Little bit unrelated to that, I have also had some issues with these solutions if they were in classes and I had to access their values from the outside with the . operator, so I would be even more grateful if someone could tell the correct solution with an example of both correct declaration and correct access of the heap-allocated multidimensional-array as a class-member.

Answer 1

Normal [][][] array declared with new/declaring an array of pointers Problem: Non-contiguous in memory, every individual array has its independent location in memory

...

Yes, the size is always declared with a #define. – uncanny

Yeah, C++ multidimensional arrays are tricky and quite good at making C++ code unreadable. Actually, you can create static multidimensional array if sizes are known at compile time, so you will get it allocated as a contiguous chunk of memory .

int main()
{
    int arr[100][200][100]; // allocate on the stack

    return 0;
}

The question is how to allocate it on the heap... No problem, just wrap it into a struct, and allocate this struct on the heap.

#include <memory>

struct Foo
{
    int arr[100][200][100];
};

int main()
{
    auto foo = std::make_unique<Foo>(); // allocate on the heap
    auto& arr = foo->arr;

    arr[1][2][3] = 42;

    return 0;
}

The std::make_unique call allocates Foo on the heap, and guarantees that memory will be deallocated. Also, you are able to access the array inside and outside of Foo with almost zero amount of boilerplate code. Nice!

Answer 2

The right way is to write/use a multidimensional array class. Multidimensional arrays are fundamental objects throughout computer science and it's (IMO) insane that the STL never included first-class support for multidimensional arrays. Internally, the class should allocate a 1d array on the heap (for runtime-sized arrays) and do the arithmetic to convert multidimensional indices into 1d indices.

Eigen is a good choice if you're doing numerical work; not sure how useful it is for multidimensional arrays of a non-numeric type.

Answer 3

If all but the first dimension are compile-time constants (whether or not the first is), just write new T[x][Y][Z] or (more safely) std::make_unique<T[][Y][Z]>(x) . The result is contiguous and the compiler has every opportunity to apply tricks like shifts instead of multiplications if appropriate to the dimensions. What you can't do with such an entity is pass it as pointer and size to a function expecting a one-dimensional array:

f(&a3[0][0][0],x*Y*Z);  // undefined behavior

because pointer arithmetic is defined only within one T[] array (here, the array a3[0][0] that is a T[Z] ).

If the first dimension is also constant, you can use a nested std::array (which has no extra memory overhead in practice) or just

struct A3 {
  T a[X][Y][Z];
};

Either has the advantage that it can be passed and returned by value and used as a standard container element. Such an object can of course also be passed by reference, or you can use an “array parameter”:

T f(A3 &a3) {
  return a3.a[0][0][1]+a3.a[0][1][0]+a3.a[1][0][0];
}
T g(T a[][Y][Z]) {
  return a[0][0][1]+a[0][1][0]+a[1][0][0];
}

Note that g 's parameter type is actually T (*)[Y][Z] , which is why the first bound may be omitted.
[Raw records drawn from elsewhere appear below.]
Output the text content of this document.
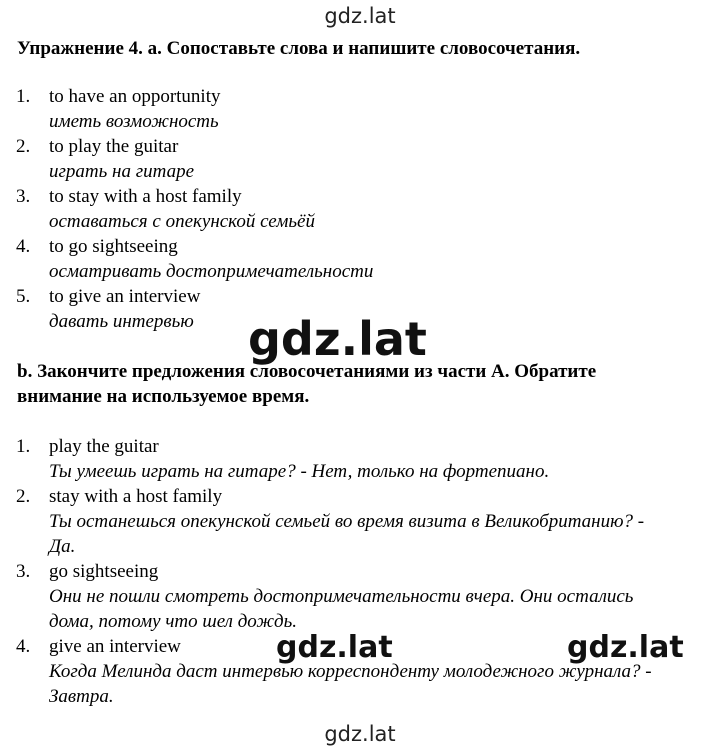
gdz.lat
Упражнение 4. а. Сопоставьте слова и напишите словосочетания.
1. to have an opportunity
иметь возможность
2. to play the guitar
играть на гитаре
3. to stay with a host family
оставаться с опекунской семьёй
4. to go sightseeing
осматривать достопримечательности
5. to give an interview
давать интервью
b. Закончите предложения словосочетаниями из части А. Обратите
внимание на используемое время.
1. play the guitar
Ты умеешь играть на гитаре? - Нет, только на фортепиано.
2. stay with a host family
Ты останешься опекунской семьей во время визита в Великобританию? -
Да.
3. go sightseeing
Они не пошли смотреть достопримечательности вчера. Они остались
дома, потому что шел дождь.
4. give an interview
Когда Мелинда даст интервью корреспонденту молодежного журнала? -
Завтра.
gdz.lat
gdz.lat	gdz.lat
gdz.lat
If you have

A3 *a3;

you would call these as

f(*a3);
g(a3->a);

but that's just standard pointer usage and has nothing to do with the array type or the heap allocation.

Answer 4

Memory is nearly always one-dimensional. What we see as multi-dimensional arrays in languages are an illusion created by the compiler.

Let's take an example.

int numbers_1[10];
int numbers_2[2][5];

These both allocate enough storage for 10 integers and leaving type-safety - as might be in C/C++ - aside, are equivalent from the point of view of a processor. Indeed, you can transform - treat either as having however many dimensions as you like - one into the other through type casting pointers.

numbers_1[0] == ((int**)numbers_1)[0][0];

This expression holds true, so forth for all the 10 elements.

It does not matter what the storage class of an array is, they are all really just one dimensional.

Also, I believe it will help if you read about how Turing machines work. The tape is one dimensional even in UTM and that is the most powerful theoretical machine we have.